Untitled Document

The Journal

Week 1	I went through all the related (and VERY INTERESTING) to our research material (some of the articles are :"Determining computational complexity from characteristic 'phase transitions'"by Monasson,Zecchina,KirkpatrickSelman,and Troyansky; "Computer Science can't get no satisfaction" by Brian Hayes; Experimental Results on the crossover point in random 3-SAT" by Crawford and Auton; etc) and did the overview and deep analyse of the written code. We decided to start from the testing of our program by applying 2-SAT problems (first of all it is just easier,and second - the results 2-SAT problems are well known -- so we can see if our program is correct or if it has to be modified. I designed some simple input file(test) that looked like this: 30 50 10000 40 50 10000 50 50 10000 60 50 10000 70 50 10000 The first column -- M(number of clauses), second-N(number of variables), third-# of randomly generated formulae. Alpha (M/N)= 0.6, 0.8, 1.0, 1.2, 1.4 respectively. I got some message("Memory fault") -- and I fixed a couple of mistakes( it was some mismatch with "malloc" and 'free")- I modified a code a little. Let's see what to do next...

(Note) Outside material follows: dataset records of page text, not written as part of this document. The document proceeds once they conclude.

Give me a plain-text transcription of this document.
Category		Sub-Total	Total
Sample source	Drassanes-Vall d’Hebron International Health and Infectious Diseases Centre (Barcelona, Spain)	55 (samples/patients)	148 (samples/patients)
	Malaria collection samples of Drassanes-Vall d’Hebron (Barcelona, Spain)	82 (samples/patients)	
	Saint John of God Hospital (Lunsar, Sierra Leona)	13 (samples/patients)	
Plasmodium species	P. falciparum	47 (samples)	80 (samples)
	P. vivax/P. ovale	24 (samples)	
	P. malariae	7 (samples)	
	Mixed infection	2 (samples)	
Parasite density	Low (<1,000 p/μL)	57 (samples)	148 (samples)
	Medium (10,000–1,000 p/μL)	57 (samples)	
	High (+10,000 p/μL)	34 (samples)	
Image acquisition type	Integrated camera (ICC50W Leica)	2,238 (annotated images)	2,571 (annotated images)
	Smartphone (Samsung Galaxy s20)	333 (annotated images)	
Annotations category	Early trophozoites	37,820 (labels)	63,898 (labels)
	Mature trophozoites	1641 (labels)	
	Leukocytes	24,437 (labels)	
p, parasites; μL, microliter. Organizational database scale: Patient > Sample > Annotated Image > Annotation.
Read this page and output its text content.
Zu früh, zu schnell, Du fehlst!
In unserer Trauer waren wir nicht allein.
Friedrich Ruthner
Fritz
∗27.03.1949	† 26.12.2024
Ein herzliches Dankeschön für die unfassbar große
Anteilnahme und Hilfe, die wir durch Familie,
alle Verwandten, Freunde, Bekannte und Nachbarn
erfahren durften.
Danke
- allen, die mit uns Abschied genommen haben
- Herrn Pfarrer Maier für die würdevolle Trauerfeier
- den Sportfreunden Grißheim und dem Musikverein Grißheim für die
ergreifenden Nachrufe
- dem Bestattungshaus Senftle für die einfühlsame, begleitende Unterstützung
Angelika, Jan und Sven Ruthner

Week 2	I looked at the "formula analyzing" part closely and found out that it had to be some more testings : if let's say we have (A) and (~A) both in single clauses (exactly as they appear here), we have to return 0(false) immidiatelly! - the formula can not ever be satisfied .This is like if we have ((True) AND (False)) formula-- it is always False! So, I wrote a function flaCheck -- that accepts a Formula itself, a chosen variable(literal), and its(literal) sign. In a program we have two "arrays" posatoms and negatoms. Posatoms stores the information in which clauses a certain(each) variable appears positively,negatoms-in which clauses it appears negatively. I am picking an array "opposite" to the sign of the chosen variable from the single clause--to check if we have another single clause that holds our variable with the opposite sign - for example negated (if "data" == 1 means the clause has only one literal) it returns 1 if the match was found //lit -is a chosen variable to process, sign - indicates in which form it is: //regular or negated (for example A or ~A) int flaCheck(FORMULA *f,int lit,int sign){ ....INTLIST temp; ...ILITER ili; ...int clauseind; ...int done=0; ...if(!sign) ......temp=ilCopy(f->posatoms[lit]); ...else .....temp=ilCopy(f->negatoms[lit]); ...ili=ilIterNew(temp); ...while(ilIterMore(ili) && !done){ .............clauseind=ilIterNext(&ili); .............if(f->clausedata[clauseind]->data == 1) ................done=1; ...} ...return done; }
Week 3	I inserted the previous function in the code. The results are much better now! They still need some correction, but they are much better! We also tried to get the same effect (as from the previous function) by making some changes to the existing code -- we decided that we should not have decremented the number of "clauses" (total) if we had some empty clause in the formula! Because we could have got a situation like -- the total number of clauses is 0 (so we have to return 1- the formula is satisfied), but we have some empty clauses among "deleted" ones (the formula should be False!). Therefore, we did not decrement the total number of clauses when some empty clause appeared, and got the same results! So, now we can use eather way in our program! But we still need to make some corrections to the code. I "created" a very simple formula with M=7 (number of clauses) and N=5(number of variables), and went through the program checking every single step of the formula processing. I concentrated on the "analyzing" stage. And now I am sure -- it is absolutely correct.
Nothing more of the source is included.